Shares of American Eagle Outfitters Inc. dropped 12.5 percent after investors showed their disappointment of the company’s fourth-quarter projections.
The shares closed at $16.55 in Big Board trading on Wednesday. The teen retailer earlier in the morning posted third-quarter results in which diluted earnings per share of 41 cents met Wall Street’s consensus estimate. The problem was in the fourth-quarter outlook, with the company now guiding EPS to a range of 37 cents to 39 cents, based on comparable sales in the range of flat to a low-single-digit increase. That compares with the year ago quarter’s EPS of 42 cents, which included non-recurring items, and Wall Street’s consensus for the current fourth quarter at 45 cents.
Robert L. Madore, the company’s chief financial officer, said in an interview that he thought the consensus estimate may have been “too high to begin with.” On an adjusted basis, after excluding the year-ago quarter’s non-recurring items, Madore said the current guidance of 37 cents to 39 cents is a “pretty healthy improvement year over year on an adjusted EPS basis. There is not any other specialty retailer achieving that or giving that kind of guidance.”
The cfo also said the company is happy with its inventory levels when compared with the 2015 holiday season and the clearance levels, noting that the company is being disciplined in managing the levels. When asked if guidance was somewhat conservative given what seems to be a promotional holiday season, Madore said a slight conservativeness might be in order since “traffic has been choppy at best. We are trending with the mall traffic trends.” But he also noted that the company was able to maintain promotions at its planned 40 percent off versus competitors at the mall that were discounting higher to clear out inventory.

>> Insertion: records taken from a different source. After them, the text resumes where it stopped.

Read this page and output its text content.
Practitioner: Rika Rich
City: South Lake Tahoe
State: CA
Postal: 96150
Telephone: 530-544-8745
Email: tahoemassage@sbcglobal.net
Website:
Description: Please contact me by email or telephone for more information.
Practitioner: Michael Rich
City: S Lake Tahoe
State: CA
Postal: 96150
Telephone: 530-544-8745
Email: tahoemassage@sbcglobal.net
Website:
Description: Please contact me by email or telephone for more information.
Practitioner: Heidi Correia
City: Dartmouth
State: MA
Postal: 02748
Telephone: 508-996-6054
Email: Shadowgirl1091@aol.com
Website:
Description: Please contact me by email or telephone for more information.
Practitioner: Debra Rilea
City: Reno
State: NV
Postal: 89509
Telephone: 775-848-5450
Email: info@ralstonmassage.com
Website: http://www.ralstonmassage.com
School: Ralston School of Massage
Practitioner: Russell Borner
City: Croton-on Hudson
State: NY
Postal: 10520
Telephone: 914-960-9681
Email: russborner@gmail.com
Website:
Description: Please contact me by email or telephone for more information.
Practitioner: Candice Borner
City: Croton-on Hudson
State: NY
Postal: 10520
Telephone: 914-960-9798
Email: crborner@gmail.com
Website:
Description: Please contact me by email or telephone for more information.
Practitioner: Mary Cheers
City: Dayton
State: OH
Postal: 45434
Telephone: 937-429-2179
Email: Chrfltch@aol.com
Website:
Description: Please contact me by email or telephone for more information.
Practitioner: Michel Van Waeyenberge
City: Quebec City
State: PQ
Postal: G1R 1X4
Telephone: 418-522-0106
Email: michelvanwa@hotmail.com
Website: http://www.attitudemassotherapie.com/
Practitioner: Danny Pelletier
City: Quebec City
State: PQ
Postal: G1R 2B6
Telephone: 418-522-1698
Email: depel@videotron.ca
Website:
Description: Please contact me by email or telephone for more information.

“The guidance contemplates positive comps and gross margin improvement. If we hit the top end of our guidance range versus [adjusted EPS a year ago], it will be a healthy quarter over quarter,” Madore said.
Also impacting the fourth quarter — although a one-time issue — are the Aéropostale stores that are being liquidated. While there are at least 300 sites that will continue in operation via the Authentic Brands Group-led consortium that includes General Growth Properties and Simon Properties, there are also about 250 or so sites that are being shuttered.
Madore said that where the company has a store near an Aéropostale site being liquidated, it saw a shift in its traffic patterns that translated to a 2 percent to 4 percent comps impact at the American Eagle store. “With those stores out of the malls in the marketplace, it can be a market share capture opportunity for us,” Madore said.
For the quarter ended Oct. 29, net income rose 2.2 percent to $75.8 million, or 41 cents a diluted share, compared with net income of $74.1 million, or 38 cents, a year ago. Net revenues rose 2.3 percent to $940.6 million from $919.1 million. Consolidated comps rose 2 percent in the quarter, on top of the 9 percent comps gain in the year-ago quarter.
Wall Street was expecting EPS of 41 cents on revenues of $940.9 million.
Madore told analysts during the conference call to Wall Street that the sales increase was driven by strength in the firm’s digital business, “fueled by rapid growth in the mobile channel where traffic and conversion have been very strong.” He noted that there were transaction declines on a consolidated basis, but the average transaction size rose due to a higher average unit retail price and higher units per transaction.
Jay L. Schottenstein, executive chairman and chief executive officer, said on the call, “American Eagle and Aerie achieved positive sales and healthy margins. We maintained favorable sourcing costs, expense controls and managed inventory well. As I said a while back, consistent performance is our priority, and I’m pleased to report that this quarter marked our ninth consecutive quarter of profit improvement.”
Schottenstein also said the company has been “winning in a tough environment, and we need to keep winning. We’re working hard to propel our brands forward and deliver a differentiated experience across channels.”
Jennifer Foyle, global brand president for its intimates concept business, Aerie, said on the call that the third quarter “marked the sixth consecutive quarter with comps over 20 percent,” adding that comps were 21 percent in the quarter on top of the 21 percent gain in the year-ago quarter. “We saw strength across all channels and have continued to gain new customers, which rose 15 percent in the quarter.”
Charles Kessler, global brand president for American Eagle Outfitters, said in the telephone interview that the bottom’s business was strong in both men’s and women’s businesses. “The big difference [between the two was that the] women’s apparel business was also very strong and accelerating. We are pleased with the performance, which has been a source of strength for a few quarters,” he said.
In men’s apparel, the softness in the business has been in tops, and his team has been working on innovations on the trends and fabrications front. The women’s business has a soft shirt that the company calls “Ahh-mazingly Soft,” a super soft fabrication that Kessler said it has found in a comparable fabric for the men’s business. One difference is that the men’s softer top fabrication will have a bit more of a performance based feel to it, the brand president said.
According to Kessler, the company has also been working on speed-to-market, chasing styles and trends that do well. “As an example, we delivered a women’s top in the first week of November. We ‘chased’ it in the stores this week — that’s kind of incredibly fast since everything we do is proprietary from designing to sourcing….When we set this item [for November] we thought it would be a big item, but it did better than we thought, and in four weeks [were able to bring more inventory] to the stores,” he explained.